I kept my day job, but I had to take a couple of days off to train one of my nephews on how to run the day shift. In the meantime, I suspected this was going to be a high turnover operation, so I started training my wife on the basics, just in case an employee didn't show up. My suspicions turned true so my wife became an asset. That's one of those job descriptions that don't show up on a marriage license. I didn't make a lot of money because I got a 4% margin no matter what the price of gas, and the Fiska on Navarro kicked my butt so much that my wife started filling up there. They remained at 19. 9¢ for hours before I was allowed to lower my 31.9¢ price. It got so lonely that I would talk my customer ear, off so I wouldn't be left alone with the crickets.

Looking back on those days I now realize that experience, and luck were just as significant as wages, in saving for our first home. I didn't realize how influential a credit history was because credit wasn't easy to get back then. I became an unofficial overseer for the hancock/ Billups stations in Edna and Victoria. I decided to manage the Handcock across from the Rio Grande Firestone, but it was in spitting distance of a Texaco next door. The challenge of turning that station around inspired me. See, I told you I was young and foolish because I already had a high-volume station, but I wanted the challenge. One day I was talking to the Tolson Oil representative about expanding the services of the low volume station. I told him I wanted to sell beer, but I couldn't afford a cooler. To my surprise, he picked up a phone and asked to speak to the bank manager at the old First National Bank. When he hung up, he said, "I'm going back to office, and I will mail you a letter of credit to get whatever you need. That was my first credit transaction. Paying off that note, the G.I bill, luck and a little having a good job, all contributed to us owning our original home. Where would I be without a trusting wife, employers, friends and customers?No one does it all by themselves,there is the spouse,luck,family,friends,employer, and a banker who took a chance on you.

This not a story of me sacrificing because I did the easy part, a few of my coworkers operated a ranch/farm full time and I failed to mention that my wife cared for our two children at the time,yet baby sat a few more for extra spending money.  I didn't get my reward in cold cash, rather it was being able to afford a couple of employees to manage my station,so my small family  and I could enjoy a rare full weekend together..

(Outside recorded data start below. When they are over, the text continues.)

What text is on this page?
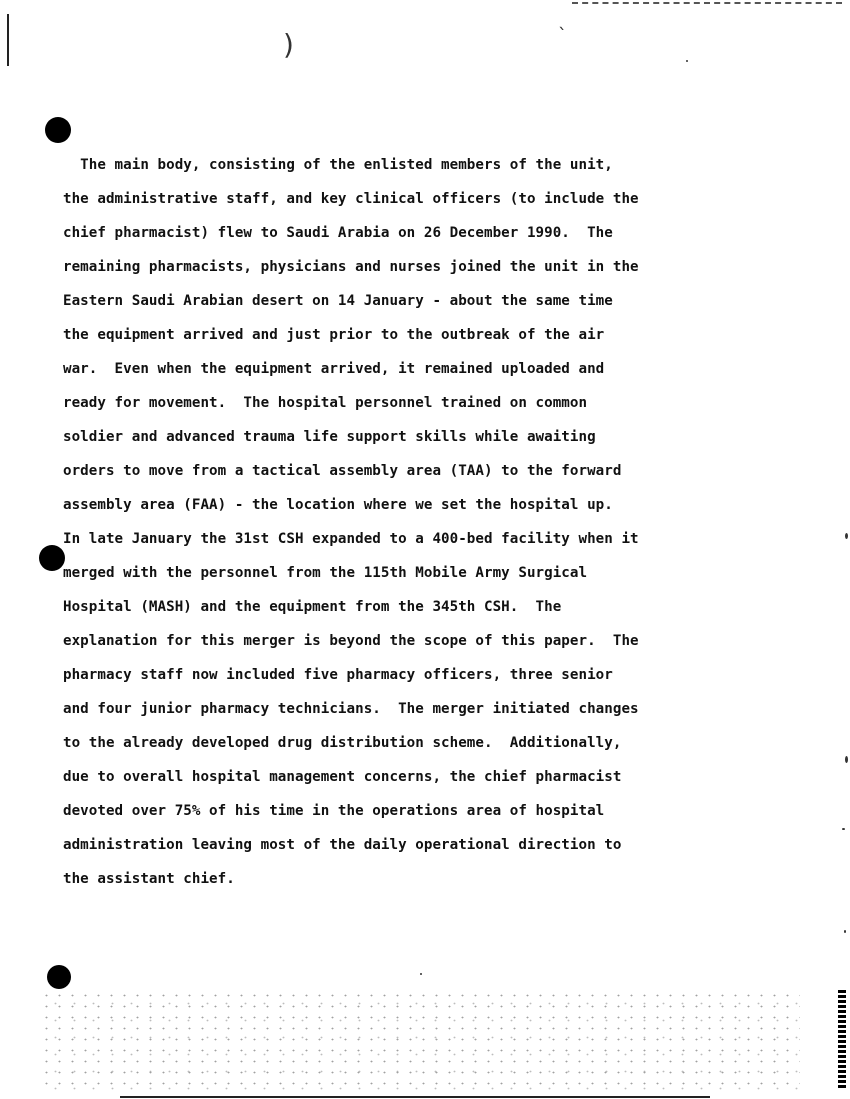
)	`
The main body, consisting of the enlisted members of the unit,
the administrative staff, and key clinical officers (to include the
chief pharmacist) flew to Saudi Arabia on 26 December 1990.  The
remaining pharmacists, physicians and nurses joined the unit in the
Eastern Saudi Arabian desert on 14 January - about the same time
the equipment arrived and just prior to the outbreak of the air
war.  Even when the equipment arrived, it remained uploaded and
ready for movement.  The hospital personnel trained on common
soldier and advanced trauma life support skills while awaiting
orders to move from a tactical assembly area (TAA) to the forward
assembly area (FAA) - the location where we set the hospital up.
In late January the 31st CSH expanded to a 400-bed facility when it
merged with the personnel from the 115th Mobile Army Surgical
Hospital (MASH) and the equipment from the 345th CSH.  The
explanation for this merger is beyond the scope of this paper.  The
pharmacy staff now included five pharmacy officers, three senior
and four junior pharmacy technicians.  The merger initiated changes
to the already developed drug distribution scheme.  Additionally,
due to overall hospital management concerns, the chief pharmacist
devoted over 75% of his time in the operations area of hospital
administration leaving most of the daily operational direction to
the assistant chief.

My story doesn't end well because one day, back during the oil embargo (mid 70s) Tolson Oil said that they were not allowed to purchase gasoline in this area anymore but I could continue to run the station. Just as fast as our community lends a helping hand; they can take it back even faster. I was was told that in no uncertain terms that Mr. Alkek Oil would not allow me to purchase gasoline.I sold my remaining inventory but I had to drink or give away the beer I had left because my liquor license was for that premise. I drank Jax for a while,Lone Star and Pabst on other days because my friend's were choosy ,even for free beer. They took all the free Bud and Schlitz and even offered to pick it up...:-)


Edith Ann said...

I have tears, I am laughing so hard--

"I drank Jax for a while,Lone Star and Pabst on other days because my friend's were choosy ,even for free beer. They took all the free Bud and Schlitz and even offered to pick it up...:-)"

Mike said...

I remember how it went...I called them and told them my situation and the first question they asked was"what kind do you have?" After I told them they all said " we will take the Bud but if you run out we'll take the Schlitz but I don't really like those other beers."... Translation: " we'll help you if it's to our liking."....Hey,I expect that from my family but my friends?